LIBRES
Ils sautèrent à terre les premiers, elle et Tim. Les pales ralentissaient mais créaient un vent artificiel qui les obligea à se pencher et à courir hors de la zone, comme des soldats craignant les tirs ennemis. Ils portaient la civière du carcajou, sur laquelle ils l’avaient sanglé ; ils portaient les deux fusils des policiers avec eux, en bandoulière. Flora n’était pas sûre de savoir se servir d’une arme d’assaut à tir semi-automatique, mais peu importait : Shariff, derrière eux et revolver en main, tenait leurs « prisonniers » en joue – Flora lui avait rendu sa grenade dégoupillée, sa mini-bombe à retardement, simplement tenue par la cuillère.

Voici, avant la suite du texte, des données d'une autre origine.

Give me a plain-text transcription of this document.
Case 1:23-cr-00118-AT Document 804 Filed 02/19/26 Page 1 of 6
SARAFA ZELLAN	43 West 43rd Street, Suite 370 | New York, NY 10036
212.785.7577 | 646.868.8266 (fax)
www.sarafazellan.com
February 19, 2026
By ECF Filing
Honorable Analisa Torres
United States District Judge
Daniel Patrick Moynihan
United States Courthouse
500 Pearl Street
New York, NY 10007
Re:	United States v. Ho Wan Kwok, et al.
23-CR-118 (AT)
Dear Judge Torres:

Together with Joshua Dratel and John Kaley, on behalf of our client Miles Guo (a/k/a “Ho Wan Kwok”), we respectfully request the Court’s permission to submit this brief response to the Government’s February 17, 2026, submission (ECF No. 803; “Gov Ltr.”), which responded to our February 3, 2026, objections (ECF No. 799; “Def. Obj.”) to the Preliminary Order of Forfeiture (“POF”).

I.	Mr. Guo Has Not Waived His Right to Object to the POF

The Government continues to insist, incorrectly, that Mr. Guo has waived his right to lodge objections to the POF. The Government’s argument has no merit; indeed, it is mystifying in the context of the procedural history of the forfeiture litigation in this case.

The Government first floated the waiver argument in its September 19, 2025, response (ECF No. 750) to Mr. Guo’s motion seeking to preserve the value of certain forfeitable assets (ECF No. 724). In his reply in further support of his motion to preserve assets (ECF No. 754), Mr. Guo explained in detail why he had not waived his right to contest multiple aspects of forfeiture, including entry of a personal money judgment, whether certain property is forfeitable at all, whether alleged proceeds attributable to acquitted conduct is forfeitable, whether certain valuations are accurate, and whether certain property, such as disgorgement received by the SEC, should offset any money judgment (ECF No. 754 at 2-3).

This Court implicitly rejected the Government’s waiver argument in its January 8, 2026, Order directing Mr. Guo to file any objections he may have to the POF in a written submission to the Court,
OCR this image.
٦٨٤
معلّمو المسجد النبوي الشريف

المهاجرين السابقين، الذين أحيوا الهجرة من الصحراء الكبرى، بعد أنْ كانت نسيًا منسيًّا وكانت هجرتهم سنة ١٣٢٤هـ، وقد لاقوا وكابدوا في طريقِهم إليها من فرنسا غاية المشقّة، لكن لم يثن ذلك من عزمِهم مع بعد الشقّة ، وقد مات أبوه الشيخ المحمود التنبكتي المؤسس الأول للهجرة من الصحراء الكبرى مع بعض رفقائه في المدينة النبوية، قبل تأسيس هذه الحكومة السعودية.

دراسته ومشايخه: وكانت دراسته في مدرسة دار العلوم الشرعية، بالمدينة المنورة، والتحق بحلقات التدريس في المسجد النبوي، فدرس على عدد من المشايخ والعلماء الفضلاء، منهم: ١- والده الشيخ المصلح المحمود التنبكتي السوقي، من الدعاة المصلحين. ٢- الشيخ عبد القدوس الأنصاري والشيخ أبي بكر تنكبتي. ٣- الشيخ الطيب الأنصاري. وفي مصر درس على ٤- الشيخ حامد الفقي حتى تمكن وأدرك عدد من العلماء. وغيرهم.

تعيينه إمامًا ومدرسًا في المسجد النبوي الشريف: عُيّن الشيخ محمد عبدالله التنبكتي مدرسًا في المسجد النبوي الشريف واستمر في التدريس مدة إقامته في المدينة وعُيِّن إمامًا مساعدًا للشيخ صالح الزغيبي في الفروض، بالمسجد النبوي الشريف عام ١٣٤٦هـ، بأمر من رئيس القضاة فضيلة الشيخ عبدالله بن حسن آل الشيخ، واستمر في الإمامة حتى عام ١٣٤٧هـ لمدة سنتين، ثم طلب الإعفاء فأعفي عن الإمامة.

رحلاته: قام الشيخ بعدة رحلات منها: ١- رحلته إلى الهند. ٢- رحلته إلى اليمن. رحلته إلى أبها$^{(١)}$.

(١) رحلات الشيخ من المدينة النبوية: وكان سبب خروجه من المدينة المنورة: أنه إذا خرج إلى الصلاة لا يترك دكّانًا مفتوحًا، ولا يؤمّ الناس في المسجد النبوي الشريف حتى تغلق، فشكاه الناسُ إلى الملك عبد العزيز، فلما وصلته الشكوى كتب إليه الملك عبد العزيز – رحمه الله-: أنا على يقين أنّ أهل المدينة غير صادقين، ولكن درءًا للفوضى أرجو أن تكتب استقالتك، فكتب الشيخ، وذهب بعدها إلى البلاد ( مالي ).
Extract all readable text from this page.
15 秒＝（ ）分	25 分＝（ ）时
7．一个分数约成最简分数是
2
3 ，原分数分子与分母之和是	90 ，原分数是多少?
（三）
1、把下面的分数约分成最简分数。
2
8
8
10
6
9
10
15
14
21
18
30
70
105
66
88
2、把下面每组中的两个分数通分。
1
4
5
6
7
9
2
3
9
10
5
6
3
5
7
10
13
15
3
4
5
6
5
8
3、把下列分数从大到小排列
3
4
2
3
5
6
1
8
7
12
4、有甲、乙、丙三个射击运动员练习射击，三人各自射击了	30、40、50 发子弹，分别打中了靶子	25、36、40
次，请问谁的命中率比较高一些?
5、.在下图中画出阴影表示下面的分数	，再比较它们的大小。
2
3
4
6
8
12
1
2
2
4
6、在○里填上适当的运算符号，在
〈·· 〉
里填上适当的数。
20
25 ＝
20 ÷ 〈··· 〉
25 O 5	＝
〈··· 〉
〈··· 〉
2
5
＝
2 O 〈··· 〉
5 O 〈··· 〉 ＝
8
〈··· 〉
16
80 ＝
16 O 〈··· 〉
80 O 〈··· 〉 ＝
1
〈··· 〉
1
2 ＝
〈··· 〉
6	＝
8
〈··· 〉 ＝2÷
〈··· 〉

Un jeu dangereux qui avait tenu pendant vingt minutes de vol. Un jeu mortel qui leur sauvait la vie et redonnait provisoirement sa liberté à Flora.
Le samouraï descendit de l’appareil le dernier, après les médecins, les deux policiers et le pilote. Il fit trois pas, lança l’explosif en direction d’un bosquet, à une trentaine de mètres. Le flingue toujours en main, il se retournait déjà vers Tim et Flora, un sourire publicitaire aux lèvres, sans accorder la moindre importance à la déflagration qui suivit.
Flora en était certaine : en fait, Shariff voulait voir l’effet suscité sur les spectateurs par son dernier jouet.
———
Une fois les échos de l’explosion dissipés, le silence lui parut presque artificiel. Tim l’accueillit avec reconnaissance. Sa tête était sur le point d’exploser. Devant eux, Shariff continuait son cirque.
– Bien… Mettez-vous à genoux, les mains sur la nuque !
– Arrête tes conneries, Shariff… Ce ne sont pas nos ennemis.
Flora regardait le jeune samouraï d’un air sévère, comme une maîtresse gronde son meilleur élève.
– OK, tu as raison, ma belle… Alors voilà, vous ne vous mettez pas à genoux, mais vous allez descendre vers la ville, au bord du lac… Si vous vous retournez, si vous revenez sur vos pas, nous serons obligés de tirer. Si vous tentez de reprendre votre hélicoptère, nous serons obligés de tirer. Marchez pendant environ quinze kilomètres, par la ligne de plus grande pente, sans vous poser de questions, et vous trouverez une route. Vous la suivrez en descendant encore, et vous arriverez au village avant la nuit… C’est bien ça, Tim ?
Il essaya de se souvenir de la carte, y parvint, hocha la tête.
– Par là…, dit-il en tendant un bras.
– Et encore une chose… Vous ne vous êtes pas trompés d’ennemis, les méchants, c’étaient vraiment Clauberg et Kofer. Nous pourrions vous garder comme otages, mais nous ne le ferons pas. Et vous pouvez retirer vos combinaisons… Nous ne sommes absolument pas contagieux. Nous n’avons été exposés à aucun germe, aucun virus.
Un sourire malicieux apparut sur le visage de Shariff, le rendant enfantin de nouveau, comme dans l’hélico, quand il clignait de l’œil.
– D’ailleurs, vous laissez ces combinaisons ici, avec vos téléphones portables, talkies-walkies, etc. Allez, allégez-vous un peu. À poil !
Les médecins et les policiers échangèrent un regard, incrédules. Mais après tout, celui qui décidait était celui qui braquait son arme. On pouvait mourir d’une balle plus vite que de n’importe quel virus, même foudroyant…
Ils dégrafèrent les combinaisons bactériologiques et retirèrent leurs casques tout en se lançant des regards inquiets. Tim les observait. Il eut soudain envie de rire : après les flics, les médecins étaient désarmés à leur tour. Ces docteurs qui l’effrayaient tant. Ce n’est qu’en voyant les combinaisons à terre, sur ce plateau de haute montagne, que la peur le quitta. Il eut le sentiment de sortir brutalement d’un cauchemar et retrouva la parole.
– Je vous jure que vous ne risquez rien, dit-il. C’était un canular… Il n’était pas de très bon goût, mais c’était le seul moyen pour nous de sortir libres, avec notre copine qui a fait tout le boulot pour se débarrasser de nos ennemis…
Shariff fit un nouveau moulinet du colt.
– Presque tout le boulot, plutôt… Et dites bien à vos supérieurs que les méchants, c’est pas nous. « Tout l’art de la guerre est basé sur la duperie », Sun Tzu.